Singhal continued his studies at Cornell University in Ithaca, New York, and received a Ph.D. degree in 1996. At Cornell, Singhal studied with Gerard Salton, a pioneer in the field of information retrieval, the academic discipline which forms the foundation of modern search. John Battelle, in his book The Search, calls Gerard Salton "the father of digital search." After getting a Ph.D. in 1996, Singhal joined AT&T Labs (previously a part of Bell Labs), where he continued his research in information retrieval, speech retrieval and other related fields.

== Controversy ==

He left Google on 26 February 2016, following sexual-harassment allegations.

He later joined Uber as Senior Vice President of software engineering in 2017 but was asked to resign for failing to disclose the reason for his resignation from Google. It was later revealed that Google paid him $35 million as his exit package.

== Career ==
In 2000, he was recruited by friend Krishna Bharat to join Google. Singhal ran Google's core search quality department where he and his team were responsible for the Google search algorithms. According to The New York Times, Singhal was the "master" of Google's ranking algorithm – the formulas that decide which Web pages best answer each user's question. As a reward for his rewrite of the search engine in 2001, Singhal was named a "Google Fellow". Singhal served as the head of Google's core search ranking team until his retirement announced on 26 February 2016.

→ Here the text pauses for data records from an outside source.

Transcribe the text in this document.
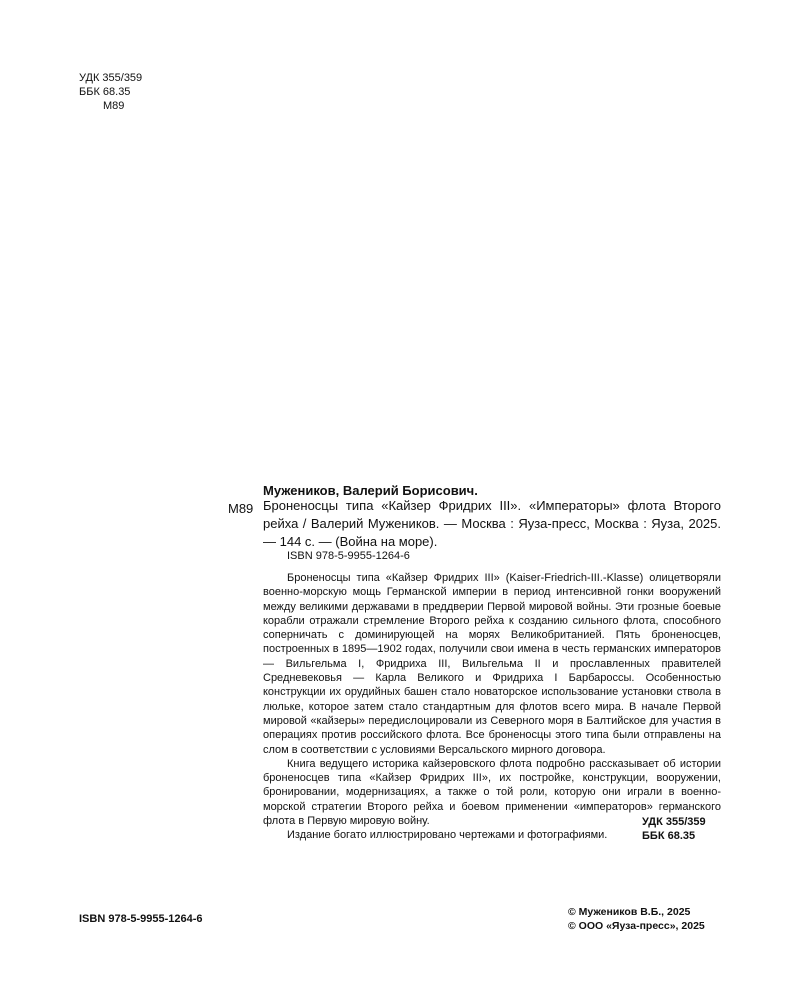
УДК 355/359
ББК 68.35
М89
М89
Мужеников, Валерий Борисович.
Броненосцы типа «Кайзер Фридрих III». «Императоры» флота Второго рейха / Валерий Мужеников. — Москва : Яуза-пресс, Москва : Яуза, 2025. — 144 с. — (Война на море).
ISBN 978-5-9955-1264-6

Броненосцы типа «Кайзер Фридрих III» (Kaiser-Friedrich-III.-Klasse) олицетворяли военно-морскую мощь Германской империи в период интенсивной гонки вооружений между великими державами в преддверии Первой мировой войны. Эти грозные боевые корабли отражали стремление Второго рейха к созданию сильного флота, способного соперничать с доминирующей на морях Великобританией. Пять броненосцев, построенных в 1895—1902 годах, получили свои имена в честь германских императоров — Вильгельма I, Фридриха III, Вильгельма II и прославленных правителей Средневековья — Карла Великого и Фридриха I Барбароссы. Особенностью конструкции их орудийных башен стало новаторское использование установки ствола в люльке, которое затем стало стандартным для флотов всего мира. В начале Первой мировой «кайзеры» передислоцировали из Северного моря в Балтийское для участия в операциях против российского флота. Все броненосцы этого типа были отправлены на слом в соответствии с условиями Версальского мирного договора.

Книга ведущего историка кайзеровского флота подробно рассказывает об истории броненосцев типа «Кайзер Фридрих III», их постройке, конструкции, вооружении, бронировании, модернизациях, а также о той роли, которую они играли в военно-морской стратегии Второго рейха и боевом применении «императоров» германского флота в Первую мировую войну.

Издание богато иллюстрировано чертежами и фотографиями.

УДК 355/359
ББК 68.35
ISBN 978-5-9955-1264-6
© Мужеников В.Б., 2025
© ООО «Яуза-пресс», 2025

In 2017, he joined Uber as SVP of engineering, reporting to CEO Travis Kalanick, and with his fellow Google alum Kevin Thompson operating as SVP of marketplace engineering.

== Honors and awards ==
In 2011 he was inducted as a Fellow of the Association for Computing Machinery.
Fortune named Singhal one of the smartest people in tech.
In 2011, Singhal was given the Outstanding Achievement in Science and Technology Award at The Asian Awards.
He was elected member of the National Academy of Engineering.